When Religion and Civil Law Merge

This article from the New York Times (http://www.nytimes.com/2008/01/11/world/middleeast/11iran.html?_r=1&hp&oref=slogin)provides a view of what happens when extreme religious views and doctrine take over the civil laws. This is precisely the type of regime that the Christian Reconstructionists would have take place in the USA, including biblical prescribed punishments (such as execution for gays). Note in the article highlights how the USA under the Chimperator sided with Iran on the death penalty. Here are some story highlights:


TEHRAN — Using a strict enforcement of Islamic law, judicial authorities in a restive region of southern Iran amputated the right hands and left feet of five convicted robbers this week, part of what the government called a message meant to deter other troublemakers.

An Iranian rights group led by Shirin Ebadi, the lawyer and Nobel Peace Prize winner, publicly protested the double amputations, which it called an expansion of cruel punishments in Iran. The group also protested a spate of public executions reported over the past two weeks.

Iran has been an active user of the death penalty, usually by hanging, and is one of several countries that opposed its abolition last month in a United Nations General Assembly resolution vote, joining in an unusual alliance with the United States. They argued that abolition of the death penalty would be an infringement on sovereignty.
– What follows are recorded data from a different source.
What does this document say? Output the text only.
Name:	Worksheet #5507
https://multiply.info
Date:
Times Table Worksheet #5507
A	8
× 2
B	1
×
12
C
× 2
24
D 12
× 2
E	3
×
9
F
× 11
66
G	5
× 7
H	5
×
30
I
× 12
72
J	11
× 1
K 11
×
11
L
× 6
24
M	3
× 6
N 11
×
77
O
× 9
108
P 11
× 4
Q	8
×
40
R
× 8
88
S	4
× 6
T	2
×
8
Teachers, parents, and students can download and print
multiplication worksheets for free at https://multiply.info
The amputation punishment has been used in Iran since the Islamic revolution in 1979 and imposition of Islamic law, but Iranian judicial authorities have rarely publicized instances where it is enforced and have rarely used double amputations. And in the newly publicized instances, the amputators cut off the right hand and left foot, making it difficult, if not impossible, for the condemned people to walk even with a cane or crutches.
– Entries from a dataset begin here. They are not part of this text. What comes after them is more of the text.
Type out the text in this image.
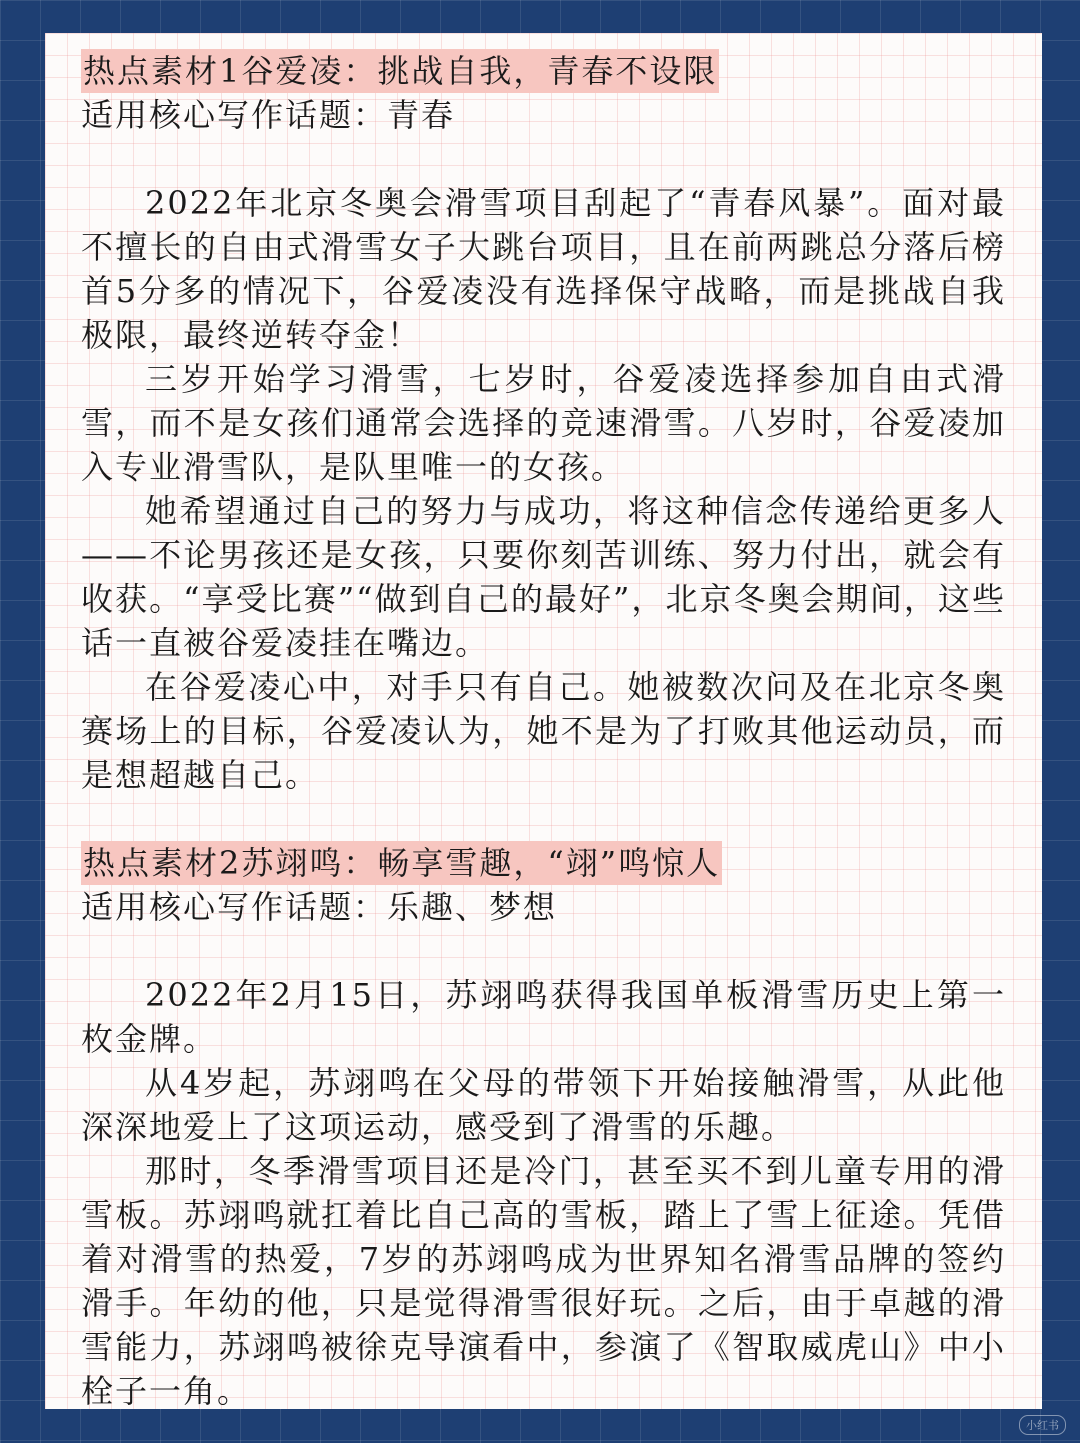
热点素材1谷爱凌：挑战自我，青春不设限

适用核心写作话题：青春

2022年北京冬奥会滑雪项目刮起了“青春风暴”。面对最不擅长的自由式滑雪女子大跳台项目，且在前两跳总分落后榜首5分多的情况下，谷爱凌没有选择保守战略，而是挑战自我极限，最终逆转夺金！

三岁开始学习滑雪，七岁时，谷爱凌选择参加自由式滑雪，而不是女孩们通常会选择的竞速滑雪。八岁时，谷爱凌加入专业滑雪队，是队里唯一的女孩。

她希望通过自己的努力与成功，将这种信念传递给更多人——不论男孩还是女孩，只要你刻苦训练、努力付出，就会有收获。“享受比赛”“做到自己的最好”，北京冬奥会期间，这些话一直被谷爱凌挂在嘴边。

在谷爱凌心中，对手只有自己。她被数次问及在北京冬奥赛场上的目标，谷爱凌认为，她不是为了打败其他运动员，而是想超越自己。

热点素材2苏翊鸣：畅享雪趣，“翊”鸣惊人

适用核心写作话题：乐趣、梦想

2022年2月15日，苏翊鸣获得我国单板滑雪历史上第一枚金牌。

从4岁起，苏翊鸣在父母的带领下开始接触滑雪，从此他深深地爱上了这项运动，感受到了滑雪的乐趣。

那时，冬季滑雪项目还是冷门，甚至买不到儿童专用的滑雪板。苏翊鸣就扛着比自己高的雪板，踏上了雪上征途。凭借着对滑雪的热爱，7岁的苏翊鸣成为世界知名滑雪品牌的签约滑手。年幼的他，只是觉得滑雪很好玩。之后，由于卓越的滑雪能力，苏翊鸣被徐克导演看中，参演了《智取威虎山》中小栓子一角。

小红书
Among those reported executed on Jan. 1 was a 27-year-old woman and mother of two who had killed her husband when she was 23. The woman, Raheleh Zamani, was hanged at Tehran’s Evin prison despite a promise by authorities to postpone her execution by a month. A group of feminists were trying to get the consent of the victim’s family to save her life. She had been married at the age of 15 and abused by her husband, Ms. Ebadi said.